A breakdown of the Q1 data showed that the dominant portfolio investments increased contribution to the total inflows from 29.4% in Q4 2021 to 60.9% in Q1 2022, leaving other investments (29.3%) and foreign direct investments (9.9%) to plug the balance.
Notably, the q/q decrease in foreign inflows in Q1 stems from a steep decline in Other Investments (-61.2% q/q) trailed by a 56.7% q/q fall in Foreign Direct Investment while portfolio investments increased by 49.0% q/q. Foreign Portfolio Investments (FPIs) remained skewed to investment in money market instruments (64.3% of the FPIs in Q1 2022). This continues to make the economy extremely vulnerable to external factors beyond the control of policymakers.
Also, there was a sharp increase in bonds investment, rising by 575.4% q/q as equity investments dipped by 16.4% q/q. However, when compared to Q1 2021, Other Investments and Portfolio Investments declined by 40.7% y/y and 1.7% y/y, respectively.
The Nigerian market still lacks the needed catalysts to boost foreign inflows into the economy, especially as politics take the center stage, raising political risk in the country.

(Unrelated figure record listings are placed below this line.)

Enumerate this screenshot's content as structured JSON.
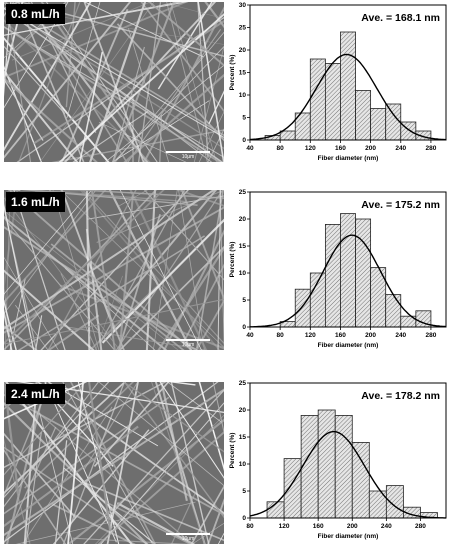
{
  "panels": [
    {
      "sem_label": "0.8 mL/h",
      "scale_label": "10μm",
      "chart_data": {
        "type": "bar",
        "title": "Ave. = 168.1 nm",
        "xlabel": "Fiber diameter (nm)",
        "ylabel": "Percent (%)",
        "xlim": [
          40,
          300
        ],
        "ylim": [
          0,
          30
        ],
        "xticks": [
          40,
          80,
          120,
          160,
          200,
          240,
          280
        ],
        "yticks": [
          0,
          5,
          10,
          15,
          20,
          25,
          30
        ],
        "bin_width": 20,
        "bin_starts": [
          60,
          80,
          100,
          120,
          140,
          160,
          180,
          200,
          220,
          240,
          260
        ],
        "values": [
          1,
          2,
          6,
          18,
          17,
          24,
          11,
          7,
          8,
          4,
          2
        ],
        "fit": {
          "type": "gaussian",
          "mean": 168.1,
          "peak": 19,
          "sigma": 40
        }
      }
    },
    {
      "sem_label": "1.6 mL/h",
      "scale_label": "10μm",
      "chart_data": {
        "type": "bar",
        "title": "Ave. = 175.2 nm",
        "xlabel": "Fiber diameter (nm)",
        "ylabel": "Percent (%)",
        "xlim": [
          40,
          300
        ],
        "ylim": [
          0,
          25
        ],
        "xticks": [
          40,
          80,
          120,
          160,
          200,
          240,
          280
        ],
        "yticks": [
          0,
          5,
          10,
          15,
          20,
          25
        ],
        "bin_width": 20,
        "bin_starts": [
          80,
          100,
          120,
          140,
          160,
          180,
          200,
          220,
          240,
          260
        ],
        "values": [
          1,
          7,
          10,
          19,
          21,
          20,
          11,
          6,
          2,
          3
        ],
        "fit": {
          "type": "gaussian",
          "mean": 175.2,
          "peak": 17,
          "sigma": 38
        }
      }
    },
    {
      "sem_label": "2.4 mL/h",
      "scale_label": "10μm",
      "chart_data": {
        "type": "bar",
        "title": "Ave. = 178.2 nm",
        "xlabel": "Fiber diameter (nm)",
        "ylabel": "Percent (%)",
        "xlim": [
          80,
          310
        ],
        "ylim": [
          0,
          25
        ],
        "xticks": [
          80,
          120,
          160,
          200,
          240,
          280
        ],
        "yticks": [
          0,
          5,
          10,
          15,
          20,
          25
        ],
        "bin_width": 20,
        "bin_starts": [
          100,
          120,
          140,
          160,
          180,
          200,
          220,
          240,
          260,
          280
        ],
        "values": [
          3,
          11,
          19,
          20,
          19,
          14,
          5,
          6,
          2,
          1
        ],
        "fit": {
          "type": "gaussian",
          "mean": 178.2,
          "peak": 16,
          "sigma": 36
        }
      }
    }
  ]
}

Besides political risk, capital controls continue to undermine confidence and prevent the free flow of capital. However, the recent 150bps hike in the monetary policy rate, if it translates to a significant increase in market rates, may attract more foreign investments into the fixed income market.
That said, passive investments like portfolio investments, which remain the driver of foreign inflows into Nigeria, put the economy in a slippery position. Again, the perennial inability of over 50% of the 36 states to attract capital inflows cannot be ignored, and this has over time hindered inclusive investments across the country.